The question about a preference to have friends of the opposite gender has different relations. It is related to:

  1. Have you experienced stronger than normal attachments to certain people?
  2. Do you tend to lean towards your partner when you are at a restaurant or party?
  3. Do you tend to become obsessed with a potential partner and cannot let go of him/her?

These are the partner-obsession traits previously analysed in Aspie relationships. These traits group in the environmental group and in the Aspie communication group. They are related to environmental traits like depression because they give big problems in a society that think friendships are between peers of the same gender. The relation to Aspie communication is probably the natural connection.

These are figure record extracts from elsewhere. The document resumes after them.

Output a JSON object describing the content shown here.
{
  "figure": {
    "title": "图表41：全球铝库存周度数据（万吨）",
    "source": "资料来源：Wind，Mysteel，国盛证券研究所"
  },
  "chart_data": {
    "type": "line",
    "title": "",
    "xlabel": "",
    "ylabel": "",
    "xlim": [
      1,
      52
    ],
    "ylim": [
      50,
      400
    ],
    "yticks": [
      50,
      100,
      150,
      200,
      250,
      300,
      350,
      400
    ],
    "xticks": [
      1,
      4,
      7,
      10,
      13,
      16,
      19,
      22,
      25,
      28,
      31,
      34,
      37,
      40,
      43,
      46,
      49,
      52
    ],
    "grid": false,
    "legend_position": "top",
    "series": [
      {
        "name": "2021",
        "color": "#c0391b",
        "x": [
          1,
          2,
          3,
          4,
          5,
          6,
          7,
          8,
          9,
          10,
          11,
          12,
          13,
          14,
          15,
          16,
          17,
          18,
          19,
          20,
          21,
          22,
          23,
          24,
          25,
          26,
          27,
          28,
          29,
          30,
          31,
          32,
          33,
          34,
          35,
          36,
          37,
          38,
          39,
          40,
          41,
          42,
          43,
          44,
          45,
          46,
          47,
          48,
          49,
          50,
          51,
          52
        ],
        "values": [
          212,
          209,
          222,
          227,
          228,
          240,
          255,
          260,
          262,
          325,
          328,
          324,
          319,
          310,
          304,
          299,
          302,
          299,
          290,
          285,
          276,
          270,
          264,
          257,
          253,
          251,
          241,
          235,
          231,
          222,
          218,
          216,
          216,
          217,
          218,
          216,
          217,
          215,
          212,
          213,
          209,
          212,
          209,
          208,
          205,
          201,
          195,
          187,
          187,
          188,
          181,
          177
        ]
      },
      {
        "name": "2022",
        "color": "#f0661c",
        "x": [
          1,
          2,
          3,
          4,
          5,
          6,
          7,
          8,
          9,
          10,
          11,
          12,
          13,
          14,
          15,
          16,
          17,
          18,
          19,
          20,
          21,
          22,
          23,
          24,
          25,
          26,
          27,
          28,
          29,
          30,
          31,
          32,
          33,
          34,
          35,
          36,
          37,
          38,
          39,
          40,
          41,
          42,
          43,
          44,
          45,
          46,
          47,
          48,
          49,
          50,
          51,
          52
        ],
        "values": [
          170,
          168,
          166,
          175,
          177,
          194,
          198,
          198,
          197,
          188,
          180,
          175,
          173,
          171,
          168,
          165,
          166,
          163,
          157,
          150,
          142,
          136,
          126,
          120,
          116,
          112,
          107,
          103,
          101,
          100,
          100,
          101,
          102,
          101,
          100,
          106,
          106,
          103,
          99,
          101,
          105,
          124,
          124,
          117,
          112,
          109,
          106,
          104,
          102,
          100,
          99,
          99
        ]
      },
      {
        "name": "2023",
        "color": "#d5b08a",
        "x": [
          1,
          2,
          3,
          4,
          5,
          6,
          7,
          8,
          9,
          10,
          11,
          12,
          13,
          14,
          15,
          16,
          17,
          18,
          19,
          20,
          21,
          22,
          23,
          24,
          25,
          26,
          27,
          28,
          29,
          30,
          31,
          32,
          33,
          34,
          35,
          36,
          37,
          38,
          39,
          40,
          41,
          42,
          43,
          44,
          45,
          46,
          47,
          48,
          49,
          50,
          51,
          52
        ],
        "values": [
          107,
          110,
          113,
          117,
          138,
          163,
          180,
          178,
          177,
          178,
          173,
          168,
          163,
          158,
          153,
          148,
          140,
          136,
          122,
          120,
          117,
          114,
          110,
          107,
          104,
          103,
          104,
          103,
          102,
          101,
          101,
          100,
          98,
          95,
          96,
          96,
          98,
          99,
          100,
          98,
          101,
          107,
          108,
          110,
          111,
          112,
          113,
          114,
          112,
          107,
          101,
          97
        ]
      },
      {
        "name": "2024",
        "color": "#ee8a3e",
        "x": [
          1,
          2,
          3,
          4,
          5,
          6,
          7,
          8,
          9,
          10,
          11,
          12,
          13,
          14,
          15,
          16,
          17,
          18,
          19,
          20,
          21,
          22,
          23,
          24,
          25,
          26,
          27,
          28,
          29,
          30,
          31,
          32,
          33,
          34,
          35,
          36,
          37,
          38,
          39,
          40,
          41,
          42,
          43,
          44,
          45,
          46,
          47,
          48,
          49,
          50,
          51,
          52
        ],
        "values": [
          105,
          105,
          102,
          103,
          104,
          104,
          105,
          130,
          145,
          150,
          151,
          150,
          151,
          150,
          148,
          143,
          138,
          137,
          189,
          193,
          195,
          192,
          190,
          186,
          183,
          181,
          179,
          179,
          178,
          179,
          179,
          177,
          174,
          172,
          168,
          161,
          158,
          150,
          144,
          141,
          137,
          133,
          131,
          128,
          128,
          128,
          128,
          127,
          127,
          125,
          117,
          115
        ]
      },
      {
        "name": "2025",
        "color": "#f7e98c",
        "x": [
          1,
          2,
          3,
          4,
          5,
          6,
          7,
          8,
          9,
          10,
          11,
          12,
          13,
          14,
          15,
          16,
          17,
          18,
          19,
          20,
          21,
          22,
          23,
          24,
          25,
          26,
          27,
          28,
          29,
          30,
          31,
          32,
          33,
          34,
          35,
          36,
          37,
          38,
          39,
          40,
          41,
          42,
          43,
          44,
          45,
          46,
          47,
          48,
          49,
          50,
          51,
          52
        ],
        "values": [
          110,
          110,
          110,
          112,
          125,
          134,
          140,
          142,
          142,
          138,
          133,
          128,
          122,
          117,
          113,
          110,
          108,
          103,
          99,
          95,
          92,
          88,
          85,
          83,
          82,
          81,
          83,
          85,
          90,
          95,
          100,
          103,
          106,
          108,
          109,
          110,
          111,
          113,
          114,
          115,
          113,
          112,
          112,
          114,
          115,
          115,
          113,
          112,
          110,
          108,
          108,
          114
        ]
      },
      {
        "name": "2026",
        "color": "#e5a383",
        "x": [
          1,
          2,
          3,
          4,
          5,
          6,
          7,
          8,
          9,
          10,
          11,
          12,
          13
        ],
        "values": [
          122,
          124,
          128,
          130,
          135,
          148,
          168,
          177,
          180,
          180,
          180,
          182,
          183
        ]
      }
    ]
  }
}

These results have implications about how the natural social environment of Aspies work. If it is not based on same-gender, age-matched friendships, how does it work? A good guess might be that friendships does not even exist in the natural Aspie environment. What does exist is group-bonding, and the bonds primarily seem to exist between people of the opposite gender. A good guess would also be that what looks like opposite gender friendships naturally develop into relationships over time. This is why this trait is related to relationship questions. The previous finding that being in love in more than one person at the time is an Aspie relationship-type-of-trait fits nicely into the picture, because this indeed indicates a group-bonded social context rather than a monogamous, male-female social context.

Other indicative traits are these:

  1. Do you prefer to only meet people you know, one-on-one, or in small, familiar groups?
  2. Do you feel uncomfortable with strangers?

The above traits also indicate a preference for being with the same people all the time, and being reluctant to socialize with strangers. However, they do not point in the direction of a single male-female social context which exist in other primate species. These traits taken together point to a closed group social environment with no pair-bonding within.

As with the relationship traits, the correlation with Aspie score is weak, and thus this way of functioning cannot be generalized to the whole group.